Она едва удержалась, чтобы не закричать, так были напряжены ее нервы. Ей хотелось проскользнуть наверх незамеченной. Хотя страхи ее были ни на чем не основаны, но ей казалось, будто все ее подозрения написаны у нее на лице, что, едва взглянув на нее, каждый может догадаться, о чем она думает, и готов пальцем покрутить у виска по поводу ее бредовых измышлений.
Пытаясь успокоиться, она медленно подняла голову и заметила с беспокойством сквозь очки, что Каролина вышла из гостиной и приближается к ней, простирая руки. Лорел пожимала кончики пальцев тетушки, но ее пристальный взгляд был прикован к высокой своеобразной фигуре с рыжими волосами, в темно-желтом платье, маячившей позади Каролины у самых дверей.
— Лорел, это Маргарет Аскот, — представила Каролина, оглянувшись. — Маргарет — моя подруга из Лафейетта.
Маргарет взглянула на нее с подлинным сочувствием в больших темных глазах.
— Сожалею о том, что случилось с вашей сестрой, Лорел, — тихо произнесла она.
— Спасибо, — пробормотала Лорел, почти обезумевшая от горя, чтобы задуматься, какого рода подругой могла бы быть Маргарет. Единственное, что она смогла, подумать, — это что она завидует Каролине, что с ней оказался хоть кто-нибудь, кому было бы можно открыть сердце! В то же мгновение она подумала о Джеке, но тут же отбросила мысль о нем, словно выключила свет.
Каролина участливо наморщила лоб:
— Милочка, но ты же бледная как полотно. Ты же, должно быть, совершенно измучилась. Поди-ка сейчас приляг.
Но она не могла. Не могла она вот так просто разлечься и делать вид, будто она понятия не имеет о том, кто убил ее сестру, и не может рассказать им — и кому бы то ни было — об этом. «Никто мне не поверит», — подумала она, сердце ее бешено стучало. Каролина, конечно, скажет, что она просто в сильном шоке. Остальные заявят, что это очередное бредовое признание неуравновешенного сознания.
Нужен план. Нужно было заставить мозги шевелиться, пока не сойдет вся ржавчина и мотор начнет работать тихо и плавно.
— В самом деле, мне, пожалуй, лучше подняться и прилечь, — сказала она, удивившись, что ее мозг и речь совершенно не связаны друг с другом. Ее взгляд упал на застывшую, как статуя, мисс Аскот. — Мне бы не хотелось показаться неучтивой…
— Ну что вы, — возразила та. — Я же пришла затем, чтобы поддержать вас, протянуть руку помощи, а не развлекаться.
— Постарайся немного отдохнуть, сердце мое, — сказала Каролина, проводя рукой по щеке Лорел. — И пусть Перл положит тебе что-нибудь на тарелку, возьмешь еду с собой. Тебе нужно подкрепиться, а ей хлопоты только полезны.
— Так я и сделаю.
День показался Лорел годом, проведенным в тюрьме. Лорел вытянулась на постели, тело ее начало отдыхать, но мозг ее был слишком переполнен и истощен, чтобы переварить принимавшие все более реальные очертания обвинения. Через силу она заставила себя поесть и не выплюнуть все обратно, непрестанно размышляя об убийстве и утраченном доверии. Как только она закрывала глаза, перед ее мысленным взором вставал Дан-жермон. Слишком красивый, со слишком правильными чертами лица и привлекательной улыбкой. Из его зеленых глаз, уставившихся прямо на нее, исходило какое-то нечеловеческое свечение.
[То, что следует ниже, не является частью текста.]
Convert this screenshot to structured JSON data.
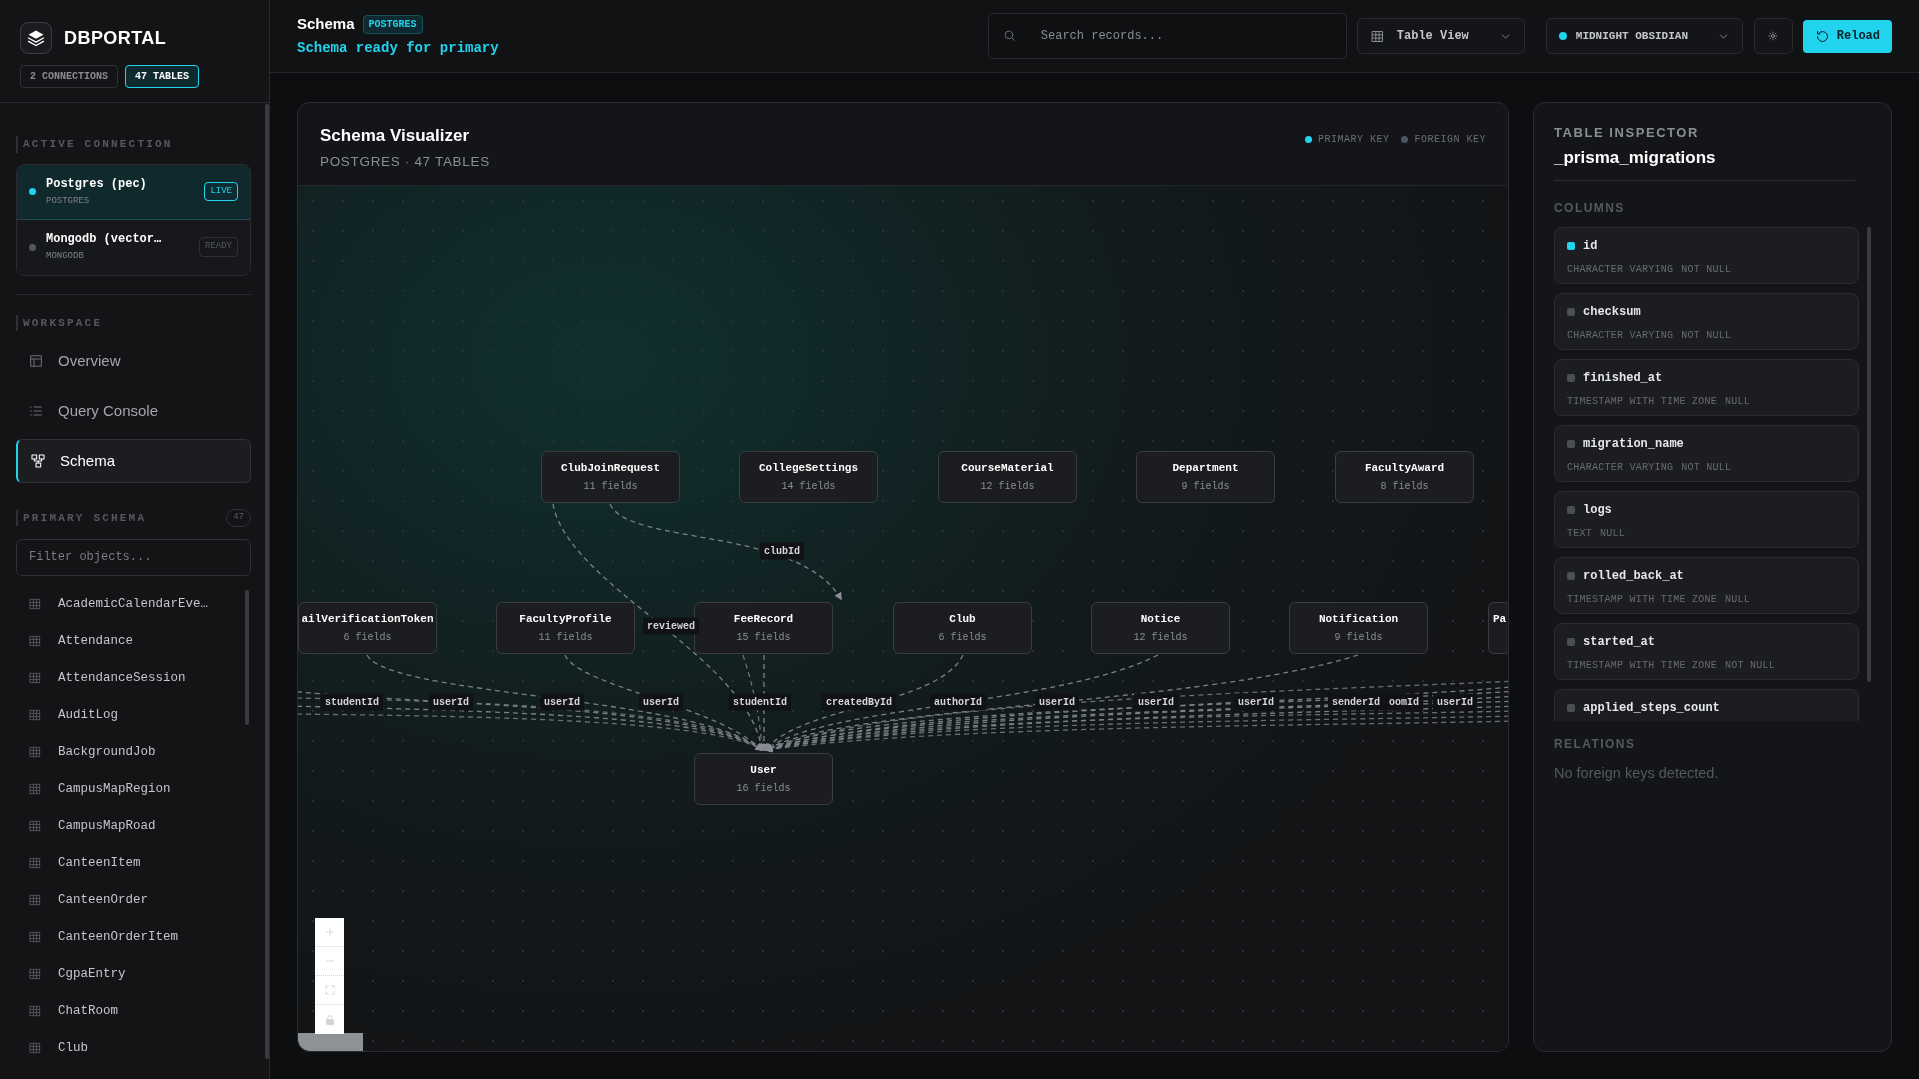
{
  "sidebar": {
    "brand": "DBPORTAL",
    "chips": [
      {
        "label": "2 CONNECTIONS",
        "selected": false
      },
      {
        "label": "47 TABLES",
        "selected": true
      }
    ],
    "active_connection": {
      "heading": "ACTIVE CONNECTION",
      "items": [
        {
          "name": "Postgres (pec)",
          "engine": "POSTGRES",
          "badge": "LIVE",
          "selected": true
        },
        {
          "name": "Mongodb (vector…",
          "engine": "MONGODB",
          "badge": "READY",
          "selected": false
        }
      ]
    },
    "workspace": {
      "heading": "WORKSPACE",
      "items": [
        {
          "label": "Overview",
          "selected": false
        },
        {
          "label": "Query Console",
          "selected": false
        },
        {
          "label": "Schema",
          "selected": true
        }
      ]
    },
    "primary_schema": {
      "heading": "PRIMARY SCHEMA",
      "count": "47",
      "filter_placeholder": "Filter objects...",
      "tables": [
        "AcademicCalendarEve…",
        "Attendance",
        "AttendanceSession",
        "AuditLog",
        "BackgroundJob",
        "CampusMapRegion",
        "CampusMapRoad",
        "CanteenItem",
        "CanteenOrder",
        "CanteenOrderItem",
        "CgpaEntry",
        "ChatRoom",
        "Club"
      ]
    }
  },
  "top_bar": {
    "title": "Schema",
    "badge": "POSTGRES",
    "status": "Schema ready for primary",
    "search_placeholder": "Search records...",
    "view_select": "Table View",
    "theme_select": "MIDNIGHT OBSIDIAN",
    "reload": "Reload"
  },
  "schema_visualizer": {
    "title": "Schema Visualizer",
    "subtitle": "POSTGRES · 47 TABLES",
    "legend": [
      {
        "label": "PRIMARY KEY",
        "color": "#22d3ee"
      },
      {
        "label": "FOREIGN KEY",
        "color": "#4b5563"
      }
    ],
    "tables": [
      {
        "name": "ClubJoinRequest",
        "fields": "11 fields"
      },
      {
        "name": "CollegeSettings",
        "fields": "14 fields"
      },
      {
        "name": "CourseMaterial",
        "fields": "12 fields"
      },
      {
        "name": "Department",
        "fields": "9 fields"
      },
      {
        "name": "FacultyAward",
        "fields": "8 fields"
      },
      {
        "name": "ailVerificationToken",
        "fields": "6 fields"
      },
      {
        "name": "FacultyProfile",
        "fields": "11 fields"
      },
      {
        "name": "FeeRecord",
        "fields": "15 fields"
      },
      {
        "name": "Club",
        "fields": "6 fields"
      },
      {
        "name": "Notice",
        "fields": "12 fields"
      },
      {
        "name": "Notification",
        "fields": "9 fields"
      },
      {
        "name": "Pa"
      },
      {
        "name": "User",
        "fields": "16 fields"
      }
    ],
    "relations": [
      {
        "label": "clubId"
      },
      {
        "label": "reviewed"
      },
      {
        "label": "studentId"
      },
      {
        "label": "userId"
      },
      {
        "label": "userId"
      },
      {
        "label": "userId"
      },
      {
        "label": "studentId"
      },
      {
        "label": "createdById"
      },
      {
        "label": "authorId"
      },
      {
        "label": "userId"
      },
      {
        "label": "userId"
      },
      {
        "label": "userId"
      },
      {
        "label": "senderId"
      },
      {
        "label": "oomId"
      },
      {
        "label": "userId"
      }
    ]
  },
  "table_inspector": {
    "heading": "TABLE INSPECTOR",
    "table": "_prisma_migrations",
    "columns_heading": "COLUMNS",
    "columns": [
      {
        "name": "id",
        "type": "CHARACTER VARYING",
        "nullability": "NOT NULL",
        "primary_key": true
      },
      {
        "name": "checksum",
        "type": "CHARACTER VARYING",
        "nullability": "NOT NULL",
        "primary_key": false
      },
      {
        "name": "finished_at",
        "type": "TIMESTAMP WITH TIME ZONE",
        "nullability": "NULL",
        "primary_key": false
      },
      {
        "name": "migration_name",
        "type": "CHARACTER VARYING",
        "nullability": "NOT NULL",
        "primary_key": false
      },
      {
        "name": "logs",
        "type": "TEXT",
        "nullability": "NULL",
        "primary_key": false
      },
      {
        "name": "rolled_back_at",
        "type": "TIMESTAMP WITH TIME ZONE",
        "nullability": "NULL",
        "primary_key": false
      },
      {
        "name": "started_at",
        "type": "TIMESTAMP WITH TIME ZONE",
        "nullability": "NOT NULL",
        "primary_key": false
      },
      {
        "name": "applied_steps_count",
        "primary_key": false
      }
    ],
    "relations_heading": "RELATIONS",
    "relations_empty": "No foreign keys detected."
  }
}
Но, правда, если он был тем, кем представал сейчас в ее мыслях, тогда «человеческий» было не совсем уместным определением. И если он совершил все те вещи, в которых она его теперь обвиняла, тогда у него не было ни души, ни совести, что превращало его в животное. Самый коварный, самый опасный зверь в цепочке эволюции.
Необходимы были факты, и в их поисках она пролистала те номера выходящего в Лафейетте рекламного еженедельника, которые она откопала в груде хлама в гараже, читая и перечитывая все, что можно было-найти по делу «душителя с залива». Но сообщения были скудными по сравнению с полицейскими отчетами, в которые она привыкла уходить с головой, и она знала, что главная информация по служебным причинам скрывается, — чтобы отвести подозрения от бедных сумасшедших, которые готовы сознаться в каждом преступлении, случившемся в округе. Когда подробности злодеяний становились все более отвратительными, Лорел понимала, что, значит, улик слишком мало или они утрачены, поэтому-то репортеры описывали сцену убийства во всей ее ужа» сающей наготе брошенный труп…
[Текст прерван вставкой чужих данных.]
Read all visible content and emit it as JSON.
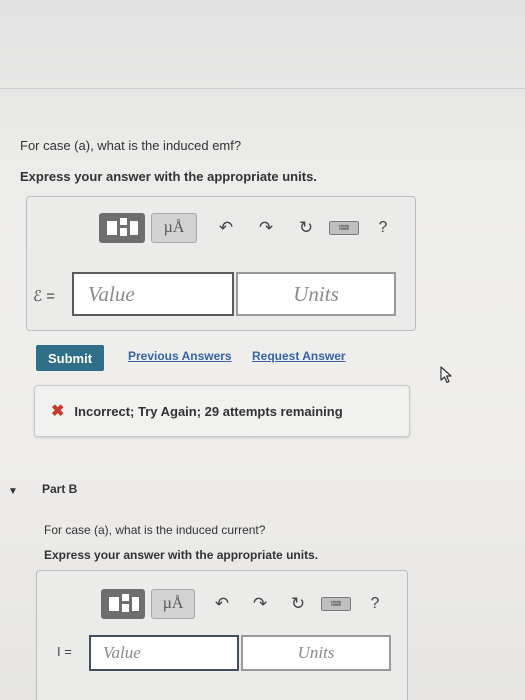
{
  "part_a": {
    "question": "For case (a), what is the induced emf?",
    "instruction": "Express your answer with the appropriate units.",
    "toolbar": {
      "templates_icon": "templates-icon",
      "units_label": "µÅ",
      "undo_icon": "undo-icon",
      "redo_icon": "redo-icon",
      "reset_icon": "reset-icon",
      "keyboard_icon": "keyboard-icon",
      "help_label": "?"
    },
    "symbol": "ℰ =",
    "value_placeholder": "Value",
    "units_placeholder": "Units",
    "submit_label": "Submit",
    "previous_answers_label": "Previous Answers",
    "request_answer_label": "Request Answer",
    "feedback": {
      "icon": "x-mark-icon",
      "status_color": "#c83a28",
      "message": "Incorrect; Try Again; 29 attempts remaining"
    }
  },
  "part_b": {
    "title": "Part B",
    "question": "For case (a), what is the induced current?",
    "instruction": "Express your answer with the appropriate units.",
    "toolbar": {
      "units_label": "µÅ",
      "help_label": "?"
    },
    "symbol": "I =",
    "value_placeholder": "Value",
    "units_placeholder": "Units"
  },
  "colors": {
    "submit": "#2f6f89",
    "link": "#3563a5"
  }
}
О Господи, брошенный труп. Она закрыла глаза, чтобы не дать воли вновь подступившим слезам. Труп, в который превратил ее живую, прекрасную, трепещущую сестру Стефан Данжермон.
Его надо остановить, и она должна это сделать.
Со жгучей обидой она подумала о своем томительном пребывании в комнате для дачи свидетельских показаний в конторе шерифа, вдруг подумала, что хорошо было бы просто предстать перед глазами Данжермона и нажать на спусковой крючок. Но она знала, что это невозможно.
Доказательства. Очевидные факты. Мозг ее упорно работал, и она поднялась с кровати, зашагала, нервно покусывая ноготь большого пальца. Да он лучше ее знает, что все надо представить таким образом, чтобы отвести от себя всякие подозрения. Но не должна ли его самонадеянность заглушить его здравый смысл?
Он думает, что он непобедим. Она видела это по его глазам и угадывала это чувство в лицах других маньяков-убийц. Ему столько раз удавалось остаться неразоблаченным, что он уверовал, будто никто не сможет поймать его. Это сознание своей особой власти, это чувство вседозволенности и должно неминуемо привести к его падению.
Брать на память вещи своих жертв было делом обычным. Она знала, что у него была часть украшений, по-, тому что он присылал их и ей, опутывая сетью, а она даже не подозревала об этом. А не значило ли это, что где-то были спрятаны и другие украшения?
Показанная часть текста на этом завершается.